The death of Soviet Union’s last president bookends the story of the socialist state that contained all these currently warring republics from 1922 to 1991.
That said, something of that extinct Soviet Union, or USSR, continues to exist in a little-known Connaught Place bookshop. On entering, you first have to deal with Lenin’s arresting stare. The USSR founder’s hand-painted portrait hangs close to the glass door (the door has a Che Guevara poster).
In Marina Arcade since 1948, People’s Publishing House has very many books on communism. A shelf under the staircase to the attic is crammed with hardbounds on the collected works of Engels and Marx – printed in the 1970s and 80s by Moscow’s Progress Publishers. Only 15 of the original 45 volumes are left. There are also a few laudatory books on Lenin’s successor, Stalin, but nothing on Stalin’s Great Terror.

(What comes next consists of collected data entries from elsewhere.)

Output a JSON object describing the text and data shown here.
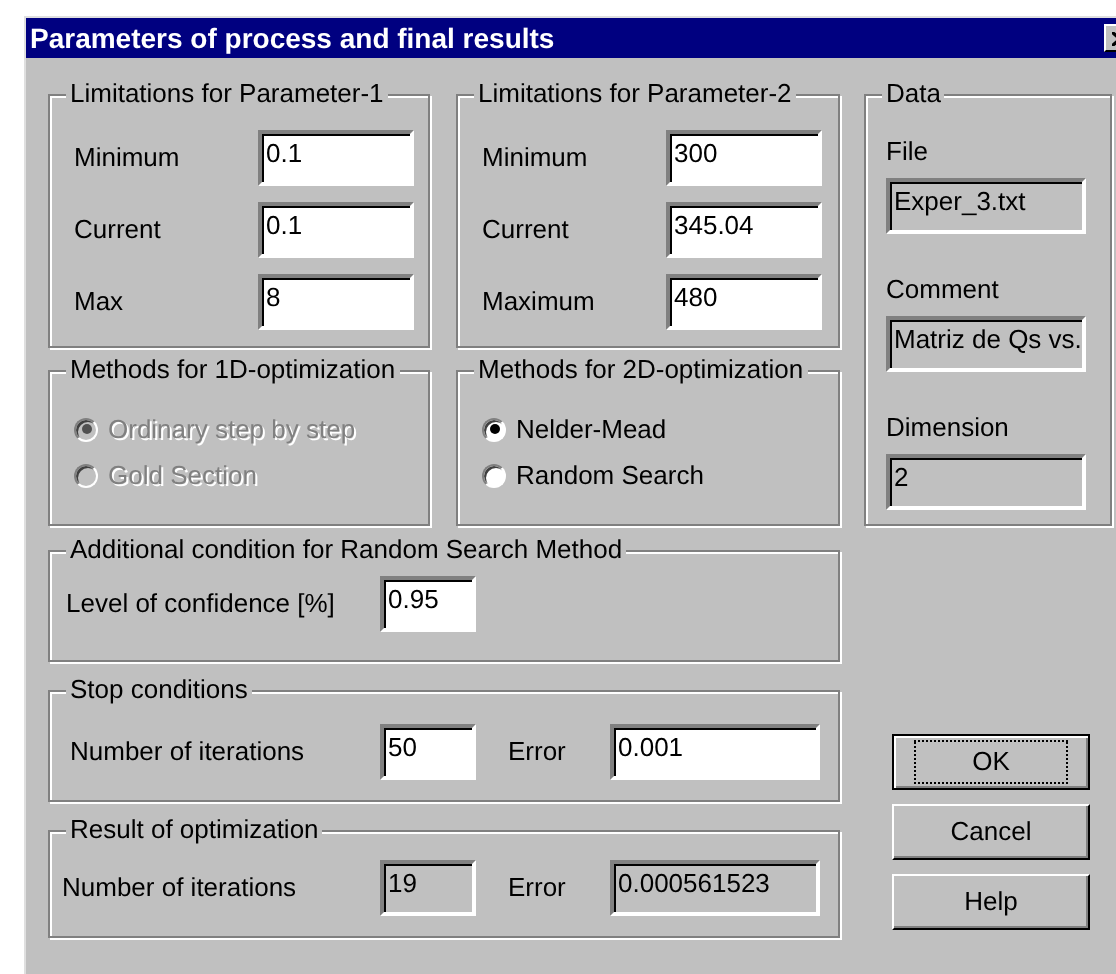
{
  "window": {
    "title": "Parameters of process and final results"
  },
  "parameter_1": {
    "title": "Limitations for Parameter-1",
    "fields": [
      {
        "label": "Minimum",
        "value": "0.1"
      },
      {
        "label": "Current",
        "value": "0.1"
      },
      {
        "label": "Max",
        "value": "8"
      }
    ]
  },
  "parameter_2": {
    "title": "Limitations for Parameter-2",
    "fields": [
      {
        "label": "Minimum",
        "value": "300"
      },
      {
        "label": "Current",
        "value": "345.04"
      },
      {
        "label": "Maximum",
        "value": "480"
      }
    ]
  },
  "data": {
    "title": "Data",
    "read_only": true,
    "fields": [
      {
        "label": "File",
        "value": "Exper_3.txt"
      },
      {
        "label": "Comment",
        "value": "Matriz de Qs vs."
      },
      {
        "label": "Dimension",
        "value": "2"
      }
    ]
  },
  "methods_1d": {
    "title": "Methods for 1D-optimization",
    "disabled": true,
    "options": [
      {
        "label": "Ordinary step by step",
        "selected": true
      },
      {
        "label": "Gold Section",
        "selected": false
      }
    ]
  },
  "methods_2d": {
    "title": "Methods for 2D-optimization",
    "disabled": false,
    "options": [
      {
        "label": "Nelder-Mead",
        "selected": true
      },
      {
        "label": "Random Search",
        "selected": false
      }
    ]
  },
  "additional_condition": {
    "title": "Additional condition for Random Search Method",
    "read_only": false,
    "fields": [
      {
        "label": "Level of confidence [%]",
        "value": "0.95"
      }
    ]
  },
  "stop_conditions": {
    "title": "Stop conditions",
    "read_only": false,
    "fields": [
      {
        "label": "Number of iterations",
        "value": "50"
      },
      {
        "label": "Error",
        "value": "0.001"
      }
    ]
  },
  "result": {
    "title": "Result of optimization",
    "read_only": true,
    "fields": [
      {
        "label": "Number of iterations",
        "value": "19"
      },
      {
        "label": "Error",
        "value": "0.000561523"
      }
    ]
  },
  "buttons": [
    {
      "label": "OK",
      "focused": true
    },
    {
      "label": "Cancel",
      "focused": false
    },
    {
      "label": "Help",
      "focused": false
    }
  ]
}
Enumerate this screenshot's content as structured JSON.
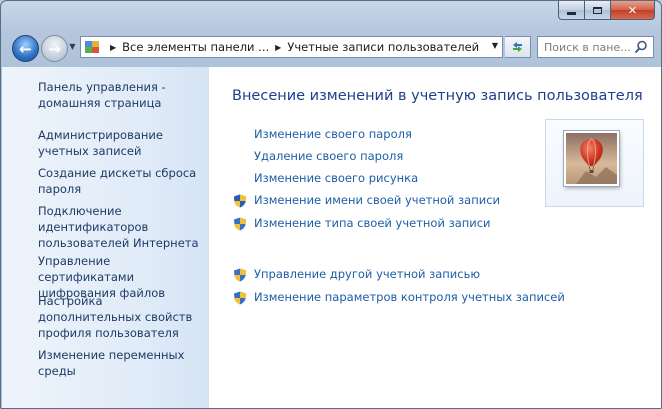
{
  "address_bar": {
    "crumbs": [
      "Все элементы панели ...",
      "Учетные записи пользователей"
    ]
  },
  "search": {
    "placeholder": "Поиск в пане..."
  },
  "sidebar": {
    "items": [
      {
        "label": "Панель управления - домашняя страница"
      },
      {
        "label": "Администрирование учетных записей"
      },
      {
        "label": "Создание дискеты сброса пароля"
      },
      {
        "label": "Подключение идентификаторов пользователей Интернета"
      },
      {
        "label": "Управление сертификатами шифрования файлов"
      },
      {
        "label": "Настройка дополнительных свойств профиля пользователя"
      },
      {
        "label": "Изменение переменных среды"
      }
    ]
  },
  "main": {
    "title": "Внесение изменений в учетную запись пользователя",
    "tasks": [
      {
        "label": "Изменение своего пароля",
        "shield": false
      },
      {
        "label": "Удаление своего пароля",
        "shield": false
      },
      {
        "label": "Изменение своего рисунка",
        "shield": false
      },
      {
        "label": "Изменение имени своей учетной записи",
        "shield": true
      },
      {
        "label": "Изменение типа своей учетной записи",
        "shield": true
      }
    ],
    "other_tasks": [
      {
        "label": "Управление другой учетной записью",
        "shield": true
      },
      {
        "label": "Изменение параметров контроля учетных записей",
        "shield": true
      }
    ]
  },
  "colors": {
    "link": "#1c5ea6",
    "title": "#1e3f8c",
    "sidebar_link": "#1e3a64"
  }
}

The gentleman at the counter points at the long corridor crowded with writers Shivani, Yashpal, Premchand, Mahasweta Devi, Meera Sikri, and Maithili Sharan Gupt. “We created this section five years back… there are so few places in the city with an extensive selection of Hindi literature.” Calm, solemn and soft-spoken, the venerable Rishab Kumar exudes the reassuring vibes of a countryside doctor one meets in Chekhov’s stories. He is in fact a member of the Communist Party of India, which has a trust called People’s Publishing House that runs this bookstore. Manning the shop for almost 50 years, he has personally experienced its crest and troughs. “We were one of the distributors of Soviet books and magazines (Misha, Soviet Naari, etc) that used to be published in USSR for India.” Some of those books, such as the ones by Moscow’s Raduga Publishers, had “such sunder silai, such sundar binding, such nice paper.” Back in the 1980s, USSR was very much vogue in India, and the shop had a “thousand footfalls” daily. Today, the footfall is 50.
Some minutes later, one such footfall steps in, and picks up a copy of Rich Dad Dad Dad.